Pour comprendre comment on aborde le débat sur la laïcité, j’ai parlé de points de vue magique, mythique, moderne, postmoderne et transrationnel. J’utilise le terme «transrationnel», que je dois à Ken Wilber, pour désigner un point de vue qui accepte la rationalité de tous les points de vue apparus précédemment dans l’histoire mais détermine leurs limites et précise leur sphère de validité. Pour bien faire, il faudrait également raffiner l’analyse encore plus en montrant quelles dimensions de la réalité sont privilégiées par ces points de vue, mais ceci allongerait encore un blogue déjà outrageusement long.

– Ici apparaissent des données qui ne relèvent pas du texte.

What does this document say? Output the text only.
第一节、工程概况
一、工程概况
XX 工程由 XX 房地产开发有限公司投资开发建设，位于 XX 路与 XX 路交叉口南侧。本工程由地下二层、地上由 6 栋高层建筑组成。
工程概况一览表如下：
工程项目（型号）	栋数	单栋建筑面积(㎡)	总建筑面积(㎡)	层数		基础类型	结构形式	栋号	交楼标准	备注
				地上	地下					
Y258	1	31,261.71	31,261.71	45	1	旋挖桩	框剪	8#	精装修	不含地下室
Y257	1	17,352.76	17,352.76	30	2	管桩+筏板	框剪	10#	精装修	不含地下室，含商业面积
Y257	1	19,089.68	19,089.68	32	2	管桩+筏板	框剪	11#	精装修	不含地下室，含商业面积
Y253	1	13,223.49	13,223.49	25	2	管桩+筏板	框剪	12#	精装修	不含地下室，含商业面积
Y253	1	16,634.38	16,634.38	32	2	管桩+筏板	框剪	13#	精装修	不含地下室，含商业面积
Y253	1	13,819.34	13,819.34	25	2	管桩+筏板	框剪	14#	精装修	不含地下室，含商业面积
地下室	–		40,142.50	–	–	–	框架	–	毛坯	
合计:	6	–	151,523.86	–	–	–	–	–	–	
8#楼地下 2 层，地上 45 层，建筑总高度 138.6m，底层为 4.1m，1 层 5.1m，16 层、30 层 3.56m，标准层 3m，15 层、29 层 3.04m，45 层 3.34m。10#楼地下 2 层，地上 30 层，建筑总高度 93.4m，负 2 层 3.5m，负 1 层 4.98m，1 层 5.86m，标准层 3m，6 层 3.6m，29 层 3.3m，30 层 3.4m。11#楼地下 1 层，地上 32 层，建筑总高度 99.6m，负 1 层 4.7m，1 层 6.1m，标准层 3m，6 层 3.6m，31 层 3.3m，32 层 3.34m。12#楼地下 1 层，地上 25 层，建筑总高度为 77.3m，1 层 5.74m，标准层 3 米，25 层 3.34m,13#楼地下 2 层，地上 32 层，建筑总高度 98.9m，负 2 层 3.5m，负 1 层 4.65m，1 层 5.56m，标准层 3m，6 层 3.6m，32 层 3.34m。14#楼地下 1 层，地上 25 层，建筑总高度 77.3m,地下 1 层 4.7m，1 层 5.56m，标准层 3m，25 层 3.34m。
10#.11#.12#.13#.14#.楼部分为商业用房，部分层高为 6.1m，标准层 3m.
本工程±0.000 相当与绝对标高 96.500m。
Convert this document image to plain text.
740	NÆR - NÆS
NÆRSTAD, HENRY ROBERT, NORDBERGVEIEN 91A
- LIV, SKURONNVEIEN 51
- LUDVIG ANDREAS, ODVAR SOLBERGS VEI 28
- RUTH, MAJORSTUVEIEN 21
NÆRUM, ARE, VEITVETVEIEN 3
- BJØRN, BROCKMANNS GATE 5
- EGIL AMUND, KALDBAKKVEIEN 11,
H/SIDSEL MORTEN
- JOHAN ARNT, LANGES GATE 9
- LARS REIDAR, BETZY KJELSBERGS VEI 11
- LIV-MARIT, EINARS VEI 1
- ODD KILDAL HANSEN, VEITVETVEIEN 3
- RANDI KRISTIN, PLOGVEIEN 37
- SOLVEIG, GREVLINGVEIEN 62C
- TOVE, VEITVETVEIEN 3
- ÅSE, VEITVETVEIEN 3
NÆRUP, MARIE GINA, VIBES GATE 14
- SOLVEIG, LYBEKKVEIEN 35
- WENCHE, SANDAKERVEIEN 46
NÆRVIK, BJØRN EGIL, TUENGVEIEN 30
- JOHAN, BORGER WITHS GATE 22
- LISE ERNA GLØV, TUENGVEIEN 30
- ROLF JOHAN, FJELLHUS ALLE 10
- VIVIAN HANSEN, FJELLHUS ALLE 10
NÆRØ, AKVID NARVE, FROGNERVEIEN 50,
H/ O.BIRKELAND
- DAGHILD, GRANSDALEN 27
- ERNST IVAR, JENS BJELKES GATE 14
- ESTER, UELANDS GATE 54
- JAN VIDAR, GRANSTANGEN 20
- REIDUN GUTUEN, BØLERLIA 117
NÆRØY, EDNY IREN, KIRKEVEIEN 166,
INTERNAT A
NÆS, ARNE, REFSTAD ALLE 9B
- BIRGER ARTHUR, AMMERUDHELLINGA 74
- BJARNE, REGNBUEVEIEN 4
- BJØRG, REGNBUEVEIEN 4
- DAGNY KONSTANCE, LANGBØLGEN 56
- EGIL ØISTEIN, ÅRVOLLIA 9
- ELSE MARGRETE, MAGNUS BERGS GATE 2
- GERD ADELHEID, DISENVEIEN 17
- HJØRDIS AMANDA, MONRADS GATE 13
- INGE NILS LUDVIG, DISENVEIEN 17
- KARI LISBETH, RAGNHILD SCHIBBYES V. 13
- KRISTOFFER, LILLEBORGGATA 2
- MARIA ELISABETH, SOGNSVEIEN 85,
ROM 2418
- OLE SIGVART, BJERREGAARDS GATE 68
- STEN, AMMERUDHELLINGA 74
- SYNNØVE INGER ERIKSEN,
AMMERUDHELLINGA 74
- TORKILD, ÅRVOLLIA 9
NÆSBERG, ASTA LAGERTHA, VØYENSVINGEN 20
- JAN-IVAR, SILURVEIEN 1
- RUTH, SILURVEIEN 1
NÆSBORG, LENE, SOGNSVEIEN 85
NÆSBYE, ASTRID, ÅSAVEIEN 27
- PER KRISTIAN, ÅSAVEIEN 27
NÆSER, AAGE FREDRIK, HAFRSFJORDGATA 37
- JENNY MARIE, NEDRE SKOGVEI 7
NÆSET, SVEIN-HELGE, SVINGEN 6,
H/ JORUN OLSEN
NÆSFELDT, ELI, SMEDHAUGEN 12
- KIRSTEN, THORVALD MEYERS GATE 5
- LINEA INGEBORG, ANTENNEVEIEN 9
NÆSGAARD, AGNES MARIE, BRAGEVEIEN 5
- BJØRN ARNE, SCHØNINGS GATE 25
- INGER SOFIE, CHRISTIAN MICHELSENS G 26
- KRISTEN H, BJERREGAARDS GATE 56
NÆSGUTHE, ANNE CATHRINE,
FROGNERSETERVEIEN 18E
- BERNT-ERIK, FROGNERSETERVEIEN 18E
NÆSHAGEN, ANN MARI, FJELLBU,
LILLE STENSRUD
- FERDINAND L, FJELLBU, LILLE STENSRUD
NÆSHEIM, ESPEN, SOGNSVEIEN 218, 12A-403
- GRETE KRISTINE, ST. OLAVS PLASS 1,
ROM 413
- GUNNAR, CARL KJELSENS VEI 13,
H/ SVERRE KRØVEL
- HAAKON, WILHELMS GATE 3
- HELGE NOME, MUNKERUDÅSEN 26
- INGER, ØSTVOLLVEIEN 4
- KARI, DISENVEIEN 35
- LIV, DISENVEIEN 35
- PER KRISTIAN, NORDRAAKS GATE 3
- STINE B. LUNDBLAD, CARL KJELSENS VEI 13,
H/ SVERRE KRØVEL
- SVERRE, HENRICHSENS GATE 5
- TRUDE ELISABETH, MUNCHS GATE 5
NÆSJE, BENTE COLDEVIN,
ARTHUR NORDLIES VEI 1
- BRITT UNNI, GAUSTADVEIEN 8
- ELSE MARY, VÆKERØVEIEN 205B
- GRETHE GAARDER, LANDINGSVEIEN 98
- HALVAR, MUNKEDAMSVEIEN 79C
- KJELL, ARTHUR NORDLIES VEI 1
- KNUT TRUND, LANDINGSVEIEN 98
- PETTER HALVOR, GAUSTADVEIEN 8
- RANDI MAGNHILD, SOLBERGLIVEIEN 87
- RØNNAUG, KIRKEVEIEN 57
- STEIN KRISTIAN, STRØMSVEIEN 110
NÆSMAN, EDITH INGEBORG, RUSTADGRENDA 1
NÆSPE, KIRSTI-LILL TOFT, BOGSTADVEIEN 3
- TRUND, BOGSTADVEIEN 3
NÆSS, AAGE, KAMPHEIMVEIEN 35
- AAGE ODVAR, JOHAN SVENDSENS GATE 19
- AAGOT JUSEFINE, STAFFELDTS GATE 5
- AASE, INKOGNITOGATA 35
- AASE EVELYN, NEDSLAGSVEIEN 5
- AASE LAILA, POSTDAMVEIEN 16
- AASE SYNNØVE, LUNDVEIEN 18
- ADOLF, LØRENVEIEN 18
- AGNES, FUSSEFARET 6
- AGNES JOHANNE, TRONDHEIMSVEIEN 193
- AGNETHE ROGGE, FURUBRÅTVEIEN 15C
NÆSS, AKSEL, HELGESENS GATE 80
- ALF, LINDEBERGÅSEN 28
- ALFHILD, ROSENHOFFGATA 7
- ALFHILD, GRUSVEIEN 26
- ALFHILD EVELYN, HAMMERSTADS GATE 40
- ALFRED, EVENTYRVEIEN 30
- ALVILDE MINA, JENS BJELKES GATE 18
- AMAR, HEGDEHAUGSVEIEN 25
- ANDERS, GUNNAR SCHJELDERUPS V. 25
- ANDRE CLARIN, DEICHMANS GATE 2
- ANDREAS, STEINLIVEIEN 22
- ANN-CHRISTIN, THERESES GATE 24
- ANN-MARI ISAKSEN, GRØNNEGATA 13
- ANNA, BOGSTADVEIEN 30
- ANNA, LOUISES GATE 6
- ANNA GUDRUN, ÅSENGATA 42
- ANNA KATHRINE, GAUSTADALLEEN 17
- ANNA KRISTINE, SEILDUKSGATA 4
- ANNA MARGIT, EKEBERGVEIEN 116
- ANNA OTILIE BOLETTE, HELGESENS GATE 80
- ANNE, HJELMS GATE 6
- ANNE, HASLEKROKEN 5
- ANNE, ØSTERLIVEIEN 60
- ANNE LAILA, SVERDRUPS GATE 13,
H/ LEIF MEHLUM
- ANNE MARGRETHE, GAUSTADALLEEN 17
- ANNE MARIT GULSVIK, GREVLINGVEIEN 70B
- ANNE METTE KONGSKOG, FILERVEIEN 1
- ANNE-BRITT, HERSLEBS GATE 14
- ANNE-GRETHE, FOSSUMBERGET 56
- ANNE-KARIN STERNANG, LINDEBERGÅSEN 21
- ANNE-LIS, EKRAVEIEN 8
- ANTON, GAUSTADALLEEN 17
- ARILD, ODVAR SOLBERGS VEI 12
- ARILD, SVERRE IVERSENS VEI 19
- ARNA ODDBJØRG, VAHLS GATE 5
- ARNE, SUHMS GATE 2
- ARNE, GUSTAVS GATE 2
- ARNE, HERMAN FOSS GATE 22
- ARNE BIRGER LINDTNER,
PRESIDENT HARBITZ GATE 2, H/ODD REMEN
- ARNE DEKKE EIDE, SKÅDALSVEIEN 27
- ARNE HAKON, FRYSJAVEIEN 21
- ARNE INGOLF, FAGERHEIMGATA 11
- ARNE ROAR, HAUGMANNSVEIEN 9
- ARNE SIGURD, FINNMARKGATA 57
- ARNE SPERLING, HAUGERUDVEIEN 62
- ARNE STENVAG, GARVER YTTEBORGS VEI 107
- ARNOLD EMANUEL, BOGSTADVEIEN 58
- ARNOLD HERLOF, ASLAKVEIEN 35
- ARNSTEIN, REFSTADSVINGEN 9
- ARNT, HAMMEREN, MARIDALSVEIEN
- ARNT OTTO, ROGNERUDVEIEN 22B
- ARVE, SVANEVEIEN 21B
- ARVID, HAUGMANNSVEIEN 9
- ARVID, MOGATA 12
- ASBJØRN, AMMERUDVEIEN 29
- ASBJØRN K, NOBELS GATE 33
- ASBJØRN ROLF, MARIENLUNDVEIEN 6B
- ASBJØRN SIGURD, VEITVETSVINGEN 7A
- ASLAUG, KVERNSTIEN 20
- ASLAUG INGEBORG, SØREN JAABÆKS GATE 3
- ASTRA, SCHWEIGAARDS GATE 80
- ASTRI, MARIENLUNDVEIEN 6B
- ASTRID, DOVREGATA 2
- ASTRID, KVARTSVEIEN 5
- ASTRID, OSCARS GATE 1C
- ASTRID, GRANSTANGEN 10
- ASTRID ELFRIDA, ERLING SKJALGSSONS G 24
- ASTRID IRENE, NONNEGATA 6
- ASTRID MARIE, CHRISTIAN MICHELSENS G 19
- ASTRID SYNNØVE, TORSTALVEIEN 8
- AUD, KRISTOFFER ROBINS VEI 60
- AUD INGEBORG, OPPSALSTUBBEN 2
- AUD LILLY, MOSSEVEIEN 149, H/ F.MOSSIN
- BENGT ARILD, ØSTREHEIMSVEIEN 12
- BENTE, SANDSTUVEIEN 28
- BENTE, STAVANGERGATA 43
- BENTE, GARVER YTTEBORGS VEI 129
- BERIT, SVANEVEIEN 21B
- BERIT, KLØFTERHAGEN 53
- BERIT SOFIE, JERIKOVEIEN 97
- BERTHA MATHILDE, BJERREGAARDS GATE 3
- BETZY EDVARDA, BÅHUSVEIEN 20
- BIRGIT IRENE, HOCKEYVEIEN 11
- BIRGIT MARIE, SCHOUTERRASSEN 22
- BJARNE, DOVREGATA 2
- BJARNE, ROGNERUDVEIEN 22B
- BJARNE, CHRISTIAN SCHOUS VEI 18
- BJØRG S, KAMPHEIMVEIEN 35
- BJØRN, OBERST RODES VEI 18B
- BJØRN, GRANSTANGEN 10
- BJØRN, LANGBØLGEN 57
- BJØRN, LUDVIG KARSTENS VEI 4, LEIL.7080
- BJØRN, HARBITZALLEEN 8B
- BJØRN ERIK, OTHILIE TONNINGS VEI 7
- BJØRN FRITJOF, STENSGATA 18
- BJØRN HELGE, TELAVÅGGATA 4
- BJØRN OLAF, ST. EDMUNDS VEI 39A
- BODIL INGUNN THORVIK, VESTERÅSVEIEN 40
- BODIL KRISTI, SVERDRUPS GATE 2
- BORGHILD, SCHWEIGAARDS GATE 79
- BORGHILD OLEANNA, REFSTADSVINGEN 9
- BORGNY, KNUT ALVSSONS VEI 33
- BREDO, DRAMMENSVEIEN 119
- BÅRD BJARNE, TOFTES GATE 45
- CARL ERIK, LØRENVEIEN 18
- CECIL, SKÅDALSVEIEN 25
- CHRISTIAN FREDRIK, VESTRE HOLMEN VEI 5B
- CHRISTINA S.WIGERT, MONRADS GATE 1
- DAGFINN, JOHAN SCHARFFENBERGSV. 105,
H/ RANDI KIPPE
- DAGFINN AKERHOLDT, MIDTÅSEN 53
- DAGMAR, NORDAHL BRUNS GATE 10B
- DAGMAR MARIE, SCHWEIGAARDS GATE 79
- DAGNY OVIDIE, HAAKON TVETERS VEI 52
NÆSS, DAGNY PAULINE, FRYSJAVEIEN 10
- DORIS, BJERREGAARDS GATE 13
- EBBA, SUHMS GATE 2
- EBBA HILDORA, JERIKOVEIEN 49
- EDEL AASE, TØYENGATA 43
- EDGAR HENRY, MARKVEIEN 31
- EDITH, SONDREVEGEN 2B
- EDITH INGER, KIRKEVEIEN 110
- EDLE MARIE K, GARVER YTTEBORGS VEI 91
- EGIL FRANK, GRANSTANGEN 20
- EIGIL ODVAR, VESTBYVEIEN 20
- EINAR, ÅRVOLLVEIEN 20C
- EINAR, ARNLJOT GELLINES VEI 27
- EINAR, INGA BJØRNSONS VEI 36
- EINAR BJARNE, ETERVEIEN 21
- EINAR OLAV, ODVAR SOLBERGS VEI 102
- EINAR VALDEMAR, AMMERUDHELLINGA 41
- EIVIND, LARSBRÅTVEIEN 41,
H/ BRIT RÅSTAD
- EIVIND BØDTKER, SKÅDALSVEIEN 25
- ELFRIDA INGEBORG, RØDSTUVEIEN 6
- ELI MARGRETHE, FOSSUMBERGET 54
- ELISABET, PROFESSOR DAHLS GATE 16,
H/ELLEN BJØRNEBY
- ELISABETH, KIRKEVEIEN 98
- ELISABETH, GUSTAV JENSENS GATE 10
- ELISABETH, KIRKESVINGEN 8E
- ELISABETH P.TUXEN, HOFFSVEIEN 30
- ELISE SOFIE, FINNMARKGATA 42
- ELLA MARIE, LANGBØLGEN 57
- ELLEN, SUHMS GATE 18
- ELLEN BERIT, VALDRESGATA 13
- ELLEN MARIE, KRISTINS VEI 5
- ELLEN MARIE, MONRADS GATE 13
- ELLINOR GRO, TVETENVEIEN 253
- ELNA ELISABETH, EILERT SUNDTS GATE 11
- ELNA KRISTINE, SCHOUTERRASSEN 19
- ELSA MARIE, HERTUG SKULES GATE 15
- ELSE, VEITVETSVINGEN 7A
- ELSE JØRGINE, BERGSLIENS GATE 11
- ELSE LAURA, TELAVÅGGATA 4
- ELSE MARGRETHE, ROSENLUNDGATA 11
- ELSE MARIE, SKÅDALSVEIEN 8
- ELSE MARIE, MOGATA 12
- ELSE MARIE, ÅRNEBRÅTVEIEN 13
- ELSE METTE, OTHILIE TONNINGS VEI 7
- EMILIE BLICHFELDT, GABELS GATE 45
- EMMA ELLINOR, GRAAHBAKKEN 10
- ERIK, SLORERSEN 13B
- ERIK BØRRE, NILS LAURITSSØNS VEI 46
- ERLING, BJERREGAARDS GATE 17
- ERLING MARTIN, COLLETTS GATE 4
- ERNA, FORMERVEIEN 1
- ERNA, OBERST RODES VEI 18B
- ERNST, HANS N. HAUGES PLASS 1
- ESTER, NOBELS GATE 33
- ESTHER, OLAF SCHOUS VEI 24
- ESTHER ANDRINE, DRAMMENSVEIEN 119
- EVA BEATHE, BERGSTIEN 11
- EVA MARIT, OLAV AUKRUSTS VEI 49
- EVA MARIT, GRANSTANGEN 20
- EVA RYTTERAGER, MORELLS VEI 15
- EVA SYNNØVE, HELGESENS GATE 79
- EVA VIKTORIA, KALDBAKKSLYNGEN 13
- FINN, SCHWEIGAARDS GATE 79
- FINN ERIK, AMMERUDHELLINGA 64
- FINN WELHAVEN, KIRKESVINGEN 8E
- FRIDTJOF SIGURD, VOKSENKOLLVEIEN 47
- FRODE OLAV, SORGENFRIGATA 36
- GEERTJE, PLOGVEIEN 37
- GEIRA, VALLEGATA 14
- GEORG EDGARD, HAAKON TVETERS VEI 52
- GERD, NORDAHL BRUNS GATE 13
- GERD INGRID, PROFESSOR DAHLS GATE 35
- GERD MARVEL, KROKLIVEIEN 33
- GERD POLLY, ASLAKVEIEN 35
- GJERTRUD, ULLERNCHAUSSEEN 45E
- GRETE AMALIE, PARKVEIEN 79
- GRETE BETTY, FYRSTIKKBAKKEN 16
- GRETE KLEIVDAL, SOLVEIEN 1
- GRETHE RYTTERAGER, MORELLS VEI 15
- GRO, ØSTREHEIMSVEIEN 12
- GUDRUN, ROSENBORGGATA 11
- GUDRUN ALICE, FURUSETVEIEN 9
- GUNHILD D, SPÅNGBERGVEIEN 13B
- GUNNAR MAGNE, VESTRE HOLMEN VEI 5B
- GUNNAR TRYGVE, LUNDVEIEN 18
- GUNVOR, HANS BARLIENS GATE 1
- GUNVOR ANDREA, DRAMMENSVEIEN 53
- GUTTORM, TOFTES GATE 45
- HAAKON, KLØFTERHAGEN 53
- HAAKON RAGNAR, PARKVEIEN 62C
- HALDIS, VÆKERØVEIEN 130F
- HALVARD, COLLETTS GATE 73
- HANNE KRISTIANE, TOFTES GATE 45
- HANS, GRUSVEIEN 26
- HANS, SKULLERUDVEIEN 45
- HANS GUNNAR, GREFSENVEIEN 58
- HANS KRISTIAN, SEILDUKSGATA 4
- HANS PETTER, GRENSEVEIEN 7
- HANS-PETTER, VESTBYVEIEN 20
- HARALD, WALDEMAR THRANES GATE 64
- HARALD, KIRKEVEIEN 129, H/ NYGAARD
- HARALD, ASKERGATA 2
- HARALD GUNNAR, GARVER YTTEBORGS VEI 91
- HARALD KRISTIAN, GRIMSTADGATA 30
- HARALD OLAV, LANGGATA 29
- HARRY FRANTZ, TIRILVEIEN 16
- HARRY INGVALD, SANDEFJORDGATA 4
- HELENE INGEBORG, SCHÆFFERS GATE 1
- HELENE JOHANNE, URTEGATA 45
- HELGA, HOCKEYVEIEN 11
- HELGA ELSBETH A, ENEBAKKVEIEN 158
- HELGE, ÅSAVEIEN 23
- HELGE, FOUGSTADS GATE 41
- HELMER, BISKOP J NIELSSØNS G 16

Comme on le soupçonne peut-être, les points de vue ne sont pas simplement juxtaposés sur le même plan, mais indiquent une évolution. Grosso modo, on peut dire que cette évolution permet toujours plus de complexité, de profondeur et d’universalité. Mais les points de vue magique, mythique et moderne ne voient pas l’évolution et nient simplement la validité des points de vue différents. Pour eux, il y a seulement d’autres points de vue à combattre parce que faux. Le point de vue postmoderne accepte qu’il y ait plusieurs points de vue mais a parfois de la difficulté à apercevoir l’ordre apparent au point de vue transrationnel.
On a une démonstration limpide de tout cela dans Le Québec en quête de laïcité, un recueil de textes paru il y a quelques semaines. Outre un panorama assez complet des points de vue, l’intérêt de cet ouvrage est de permettre de faire sens des arguments soulevés pour peu qu’on identifie le niveau de discours qui les sous-tend et ce qu’ils autorisent à penser.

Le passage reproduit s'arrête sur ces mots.